Oh, pourquoi les tient-on dans des prisons, sans lumière ni air.
Avant-hier j'ai rencontré Egon, un ami de papa. Il n'était sorti de prison que depuis quelques heures, on l’avait tenu en isolement complet, sans fenêtre, pendant trois ans. Il était livide, blanc comme un mur, et si plein de bonheur.

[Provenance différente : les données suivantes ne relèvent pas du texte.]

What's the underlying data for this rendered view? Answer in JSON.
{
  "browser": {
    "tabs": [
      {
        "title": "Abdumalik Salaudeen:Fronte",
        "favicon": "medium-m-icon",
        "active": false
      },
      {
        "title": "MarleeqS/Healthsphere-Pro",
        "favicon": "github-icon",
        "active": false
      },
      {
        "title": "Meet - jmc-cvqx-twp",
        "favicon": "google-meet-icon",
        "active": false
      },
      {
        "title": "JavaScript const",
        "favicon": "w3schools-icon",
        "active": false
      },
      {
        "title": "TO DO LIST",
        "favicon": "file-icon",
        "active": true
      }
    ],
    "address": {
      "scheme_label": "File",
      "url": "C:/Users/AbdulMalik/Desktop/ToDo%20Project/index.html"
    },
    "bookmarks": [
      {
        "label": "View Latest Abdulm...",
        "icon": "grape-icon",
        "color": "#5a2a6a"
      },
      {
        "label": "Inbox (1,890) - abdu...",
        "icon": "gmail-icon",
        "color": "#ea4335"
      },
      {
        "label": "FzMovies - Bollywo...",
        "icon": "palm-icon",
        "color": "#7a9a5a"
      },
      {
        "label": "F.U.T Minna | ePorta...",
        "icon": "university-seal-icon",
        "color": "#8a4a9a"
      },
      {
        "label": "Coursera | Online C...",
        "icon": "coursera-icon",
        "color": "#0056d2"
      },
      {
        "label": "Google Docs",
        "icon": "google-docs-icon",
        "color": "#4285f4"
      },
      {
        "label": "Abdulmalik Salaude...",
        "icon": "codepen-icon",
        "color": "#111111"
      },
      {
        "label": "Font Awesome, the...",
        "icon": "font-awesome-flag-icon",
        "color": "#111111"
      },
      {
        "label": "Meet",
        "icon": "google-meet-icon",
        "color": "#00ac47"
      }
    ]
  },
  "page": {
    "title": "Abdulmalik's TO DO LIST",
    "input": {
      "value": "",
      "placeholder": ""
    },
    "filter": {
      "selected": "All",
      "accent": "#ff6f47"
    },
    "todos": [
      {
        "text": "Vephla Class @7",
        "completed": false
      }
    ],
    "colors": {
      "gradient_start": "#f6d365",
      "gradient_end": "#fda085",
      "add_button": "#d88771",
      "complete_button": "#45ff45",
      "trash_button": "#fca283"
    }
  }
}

Je n'oublierai jamais son visage ni sa voix, quand il a pu appeler sa femme pour la première fois depuis trois ans. Et hier, je suis allée à l'opéra, on jouait “Fidelio”. Je ne pourrai pas dire si l’œuvre m'a plu ou non : je l'ai profondément ressenti. Beethoven est grand. Sa musique me traversait, je tremblais en écoutant la musique, surtout l’ouverture Leonore III. À la fin du premier acte, il y a une scène bouleversante, quand on laisse sortir un peu à l'air les prisonniers enchaînés. C'était très émouvant en soi, pour moi qui pensais au visage livide d’Egon et à tous ceux qui ne sont pas sortis (encore?) ce l’était encore plus. En fait, je suis extrêmement sensible.

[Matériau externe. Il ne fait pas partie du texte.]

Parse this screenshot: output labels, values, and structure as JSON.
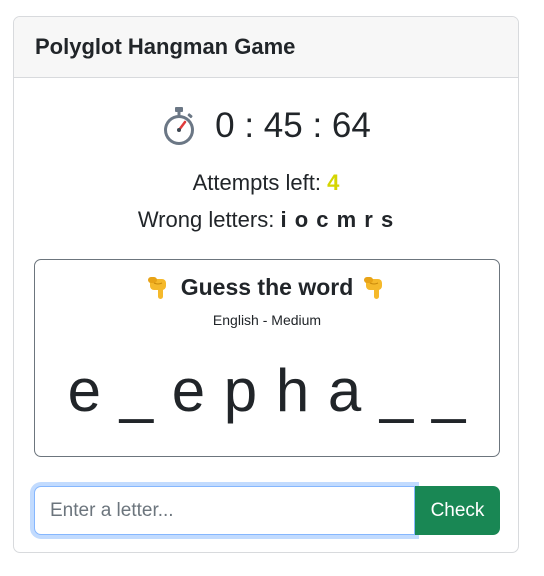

En moi, c'est la tempête, beaucoup, énormément de sentiments cachés. C'est vraiment dommage que je ne sache pas jouer du piano, il y a longtemps que j’ai abandonné. Je crois que j’aurais pu devenir une grande artiste. Ma copine m'a dit que je pourrai devenir une bonne gymnaste, ou une très bonne nageuse, car je suis douée pour ça.
J'espère toujours qu'un jour je pourrai devenir écrivain ou poète. D'une certaine façon, il faut que tous ces sentiments jaillissent de moi d’une façon ou de l’autre.
Je pourrais devenir une bonne amie, une bonne épouse, une bonne mère. Mais tout ça est caché encore. Quelqu'un devra venir avec la clé appropriée, quelqu'un pour faire sortir le plus possible de tout ça. Seule je n’y arrive pas, je n'ai pas assez de force et d’énergie pour ça.